WOLX-FM | |
City: | Baraboo, Wisconsin |
Area: | Madison metropolitan area |
Branding: | 94.9 WOLX |
Language: | English |
Format: | Classic hits |
Subchannels: | HD2: Channel Q |
Haat: | 396m (1,299feet) |
Class: | B |
Licensing Authority: | FCC |
Facility Id: | 60236 |
Coordinates: | 43.4278°N -89.6539°W |
Callsign Meaning: | "Oldies" (former branding and format) |
Owner: | Audacy, Inc. |
Licensee: | Audacy License, LLC, as Debtor-in-Possession |
WOLX-FM (94.9 MHz) is a commercial radio station that is licensed to Baraboo, Wisconsin and serves the Madison metropolitan area. The station is owned by Audacy, Inc. and airs a classic hits format. The studios and offices are on Ganser Way in Madison. WOLX broadcasts from a transmitter in Devil's Lake State Park near Baraboo in Sauk County, Wisconsin.[1]
WOLX-FM broadcasts in HD Radio.
The station first started experimental broadcasts in 1945 and was licensed as WWCF in 1947.[2] It was the sister station to WIBU in Poynette, Wisconsin, which went on the air in 1925. At first, WWCF mostly simulcast WIBU. By the 1970s it separated its programming from WIBU, airing a beautiful music format, using the call sign WLVE meaning "Love". In 1984, it moved to soft adult contemporary as WNLT[3] with the LT standing for "Lite Music". In May 1985, the call letters changed to WILV.[4]
In early 1989, WILV flipped to an oldies format, initially concentrating on 1950s and 1960s music. Branded "Oldies 94.9", the station changed its call letters to WOLX-FM in April 1989.[5] [6] The new format proved immediately successful; in the Spring 1989 Arbitron report, WOLX-FM jumped to second place among adults 25–54 in the Madison market from eleventh in the same period the previous year.[7] In May 1996, long-time owner Shockley Communications, headed by Terry K. Shockley, sold WOLX-FM to Dubuque, Iowa-based Woodward Communications for $10.5 million.[8]
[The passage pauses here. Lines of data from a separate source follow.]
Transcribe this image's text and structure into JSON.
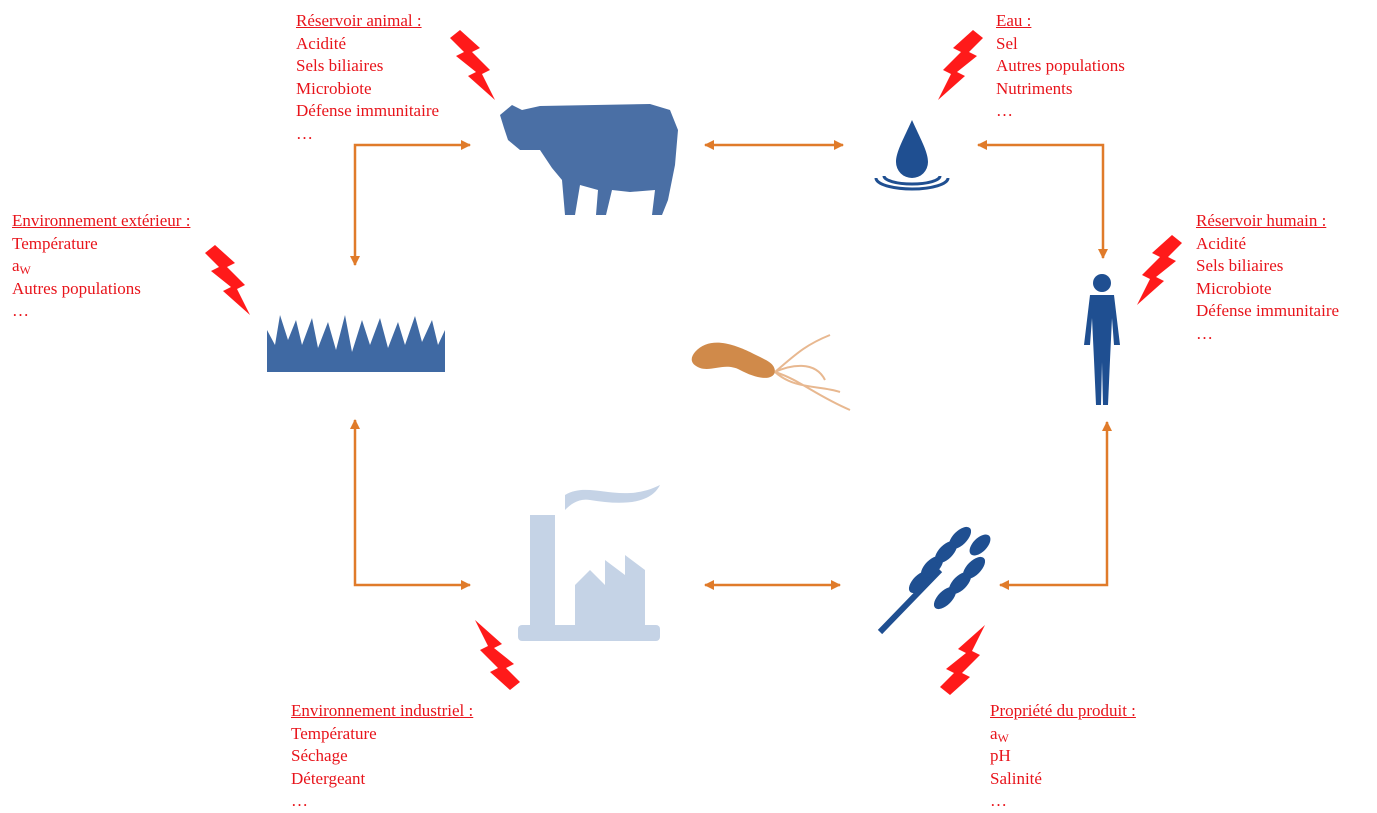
{
  "nodes": [
    {
      "title": "Réservoir animal :",
      "items": [
        "Acidité",
        "Sels biliaires",
        "Microbiote",
        "Défense immunitaire",
        "…"
      ]
    },
    {
      "title": "Eau :",
      "items": [
        "Sel",
        "Autres populations",
        "Nutriments",
        "…"
      ]
    },
    {
      "title": "Environnement extérieur :",
      "items": [
        "Température",
        {
          "text": "a",
          "subscript": "W"
        },
        "Autres populations",
        "…"
      ]
    },
    {
      "title": "Réservoir humain :",
      "items": [
        "Acidité",
        "Sels biliaires",
        "Microbiote",
        "Défense immunitaire",
        "…"
      ]
    },
    {
      "title": "Environnement industriel :",
      "items": [
        "Température",
        "Séchage",
        "Détergeant",
        "…"
      ]
    },
    {
      "title": "Propriété du produit :",
      "items": [
        {
          "text": "a",
          "subscript": "W"
        },
        "pH",
        "Salinité",
        "…"
      ]
    }
  ]
}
In May 2000, Woodward sold all of its Madison stations — WOLX-FM, WMMM-FM, and WYZM — to Entercom for $14.6 million.[9] As the 2000s progressed, WOLX-FM adjusted its format to classic hits, dropping the "Oldies 94.9" moniker in favor of "94.9 WOLX" and featuring primarily music from the 1970s thru the 1990s.
Syndicated programming on WOLX-FM includes Dick Bartley's Classic Hits, America's Greatest Hits hosted by Scott Shannon, and M. G. Kelly's Classic Hit List.
As one of the oldest FM stations in Wisconsin, WOLX-FM operates at a higher effective radiated power (ERP) than would be granted today. It is a grandfathered "superpower" Class B FM station, operating at 37,000 watts from a height above average terrain (HAAT) of 396m (1,299feet). Under Federal Communications Commission rules, a Class B FM station at the same HAAT would be allowed a maximum ERP of 6,700 watts.[10] The station once used the slogan "High atop the Baraboo Bluffs in Greenfield Township". WOLX-FM's signal can reach 33 of Wisconsin's 72 counties, including those along the Lake Michigan shoreline on clear days, though reception is usually blocked by the Kettle Moraine hills northeast of Madison. The station can also be heard in the western suburbs of Milwaukee, in Sheboygan County, and in portions of Illinois and Iowa.